At the relevant time the laws relating to corporal punishment applied to all pupils in both State and independent schools in the United Kingdom . However, reflecting developments throughout Europe , such punishment was made unlawful for pupils in State and certain independent schools. Given that such punishment was being progressively outlawed elsewhere, it must have appeared all the more degrading to those remaining pupils in independent schools whose disciplinary regimes persisted in punishing their pupils in this way.
We might add that the child ’ s rights under Article 3 (art. 3) are not diminished by balancing them against the mother ’ s rights. The parents of the boarders in Barnstaple were not adequately informed that corporal punishment was used in order to maintain discipline.

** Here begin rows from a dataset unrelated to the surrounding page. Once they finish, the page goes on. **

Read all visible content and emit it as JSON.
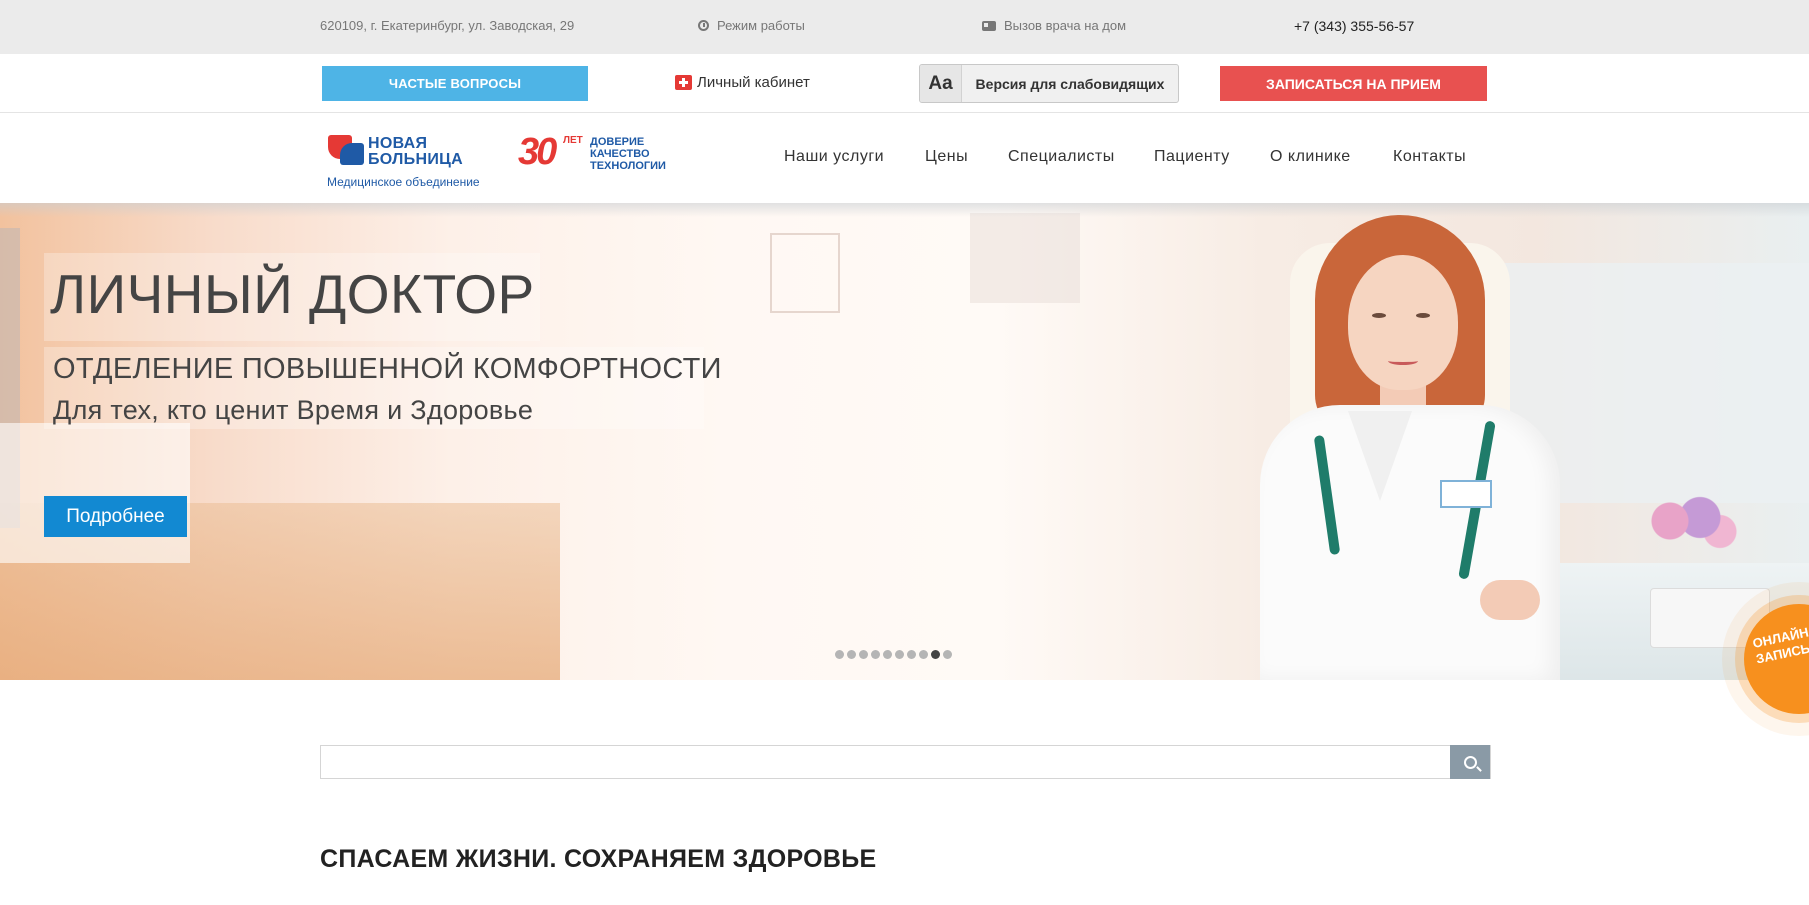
{
  "topbar": {
    "address": "620109, г. Екатеринбург, ул. Заводская, 29",
    "hours": "Режим работы",
    "home_visit": "Вызов врача на дом",
    "phone": "+7 (343) 355-56-57"
  },
  "actionbar": {
    "faq_label": "ЧАСТЫЕ ВОПРОСЫ",
    "cabinet_label": "Личный кабинет",
    "vision_aa": "Aa",
    "vision_label": "Версия для слабовидящих",
    "signup_label": "ЗАПИСАТЬСЯ НА ПРИЕМ"
  },
  "logo": {
    "name_line1": "НОВАЯ",
    "name_line2": "БОЛЬНИЦА",
    "subtitle": "Медицинское объединение",
    "anniv_number": "30",
    "anniv_let": "ЛЕТ",
    "anniv_word1": "ДОВЕРИЕ",
    "anniv_word2": "КАЧЕСТВО",
    "anniv_word3": "ТЕХНОЛОГИИ"
  },
  "nav": {
    "items": [
      {
        "label": "Наши услуги"
      },
      {
        "label": "Цены"
      },
      {
        "label": "Специалисты"
      },
      {
        "label": "Пациенту"
      },
      {
        "label": "О клинике"
      },
      {
        "label": "Контакты"
      }
    ]
  },
  "hero": {
    "title": "ЛИЧНЫЙ ДОКТОР",
    "subtitle": "ОТДЕЛЕНИЕ ПОВЫШЕННОЙ КОМФОРТНОСТИ",
    "tagline": "Для тех, кто ценит Время и Здоровье",
    "button_label": "Подробнее",
    "slide_count": 10,
    "active_slide": 9
  },
  "online_badge": {
    "line1": "ОНЛАЙН",
    "line2": "ЗАПИСЬ"
  },
  "search": {
    "value": "",
    "placeholder": ""
  },
  "section": {
    "title": "СПАСАЕМ ЖИЗНИ. СОХРАНЯЕМ ЗДОРОВЬЕ"
  },
  "colors": {
    "faq_button": "#4eb4e6",
    "signup_button": "#e85150",
    "more_button": "#1289d2",
    "brand_blue": "#1f5aa6",
    "brand_red": "#e53935",
    "online_badge": "#f7901e"
  },
  "icons": {
    "hours": "clock-icon",
    "home_visit": "ambulance-icon",
    "cabinet": "medical-kit-icon",
    "search": "search-icon"
  }
}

CONCURRING OPINION OF JUDGE SIR JOHN FREELAND
I have joined in voting for the findings of non-violation of the Convention. So far as Article 3 and Article 8 (art. 3, art. 8) are concerned, this is essentially because, whatever view may be taken on the general question of the acceptability in principle, by contemporary standards, of continued toleration of corporal punishment as a disciplinary sanction in part, but not all, of the English school system, that was not the question before the Court; and I have not been satisfied that, in its own particular circumstances, the nature, purpose and effects of the punishment administered to Jeremy Costello-Roberts were sufficient to bring it within what is in my view the true scope of the protection afforded by either Article (art. 3, art. 8). But it must be evident, if only from the division of opinion in the Court, that the case is at or near the borderline; and I, for my part, would emphasise the Court ’ s expression of misgivings in the penultimate sentence of paragraph 32 of the judgment and its wish, as stated in the last sentence of paragraph 36, not "to be taken to approve in any way the retention of corporal punishment as part of the disciplinary regime of a school".
[*] The case is numbered 89/1991/341/414. The first number is the case's position on the list of cases referred to the Court in the relevant year (second number). The last two numbers indicate the case's position on the list of cases referred to the Court since its creation and on the list of the corresponding originating applications to the Commission.
[*] As amended by Article 11 of Protocol No. 8 (P8-11), which came into force on 1 January 1990 .
[*] Case no. 91/1991/343/416
[*] Note by the Registrar: for practical reasons this annex will appear only with the printed version of the judgment (volume 247-C of Series A of the Publications of the Court), but a copy of the Commission's report is available from the registry.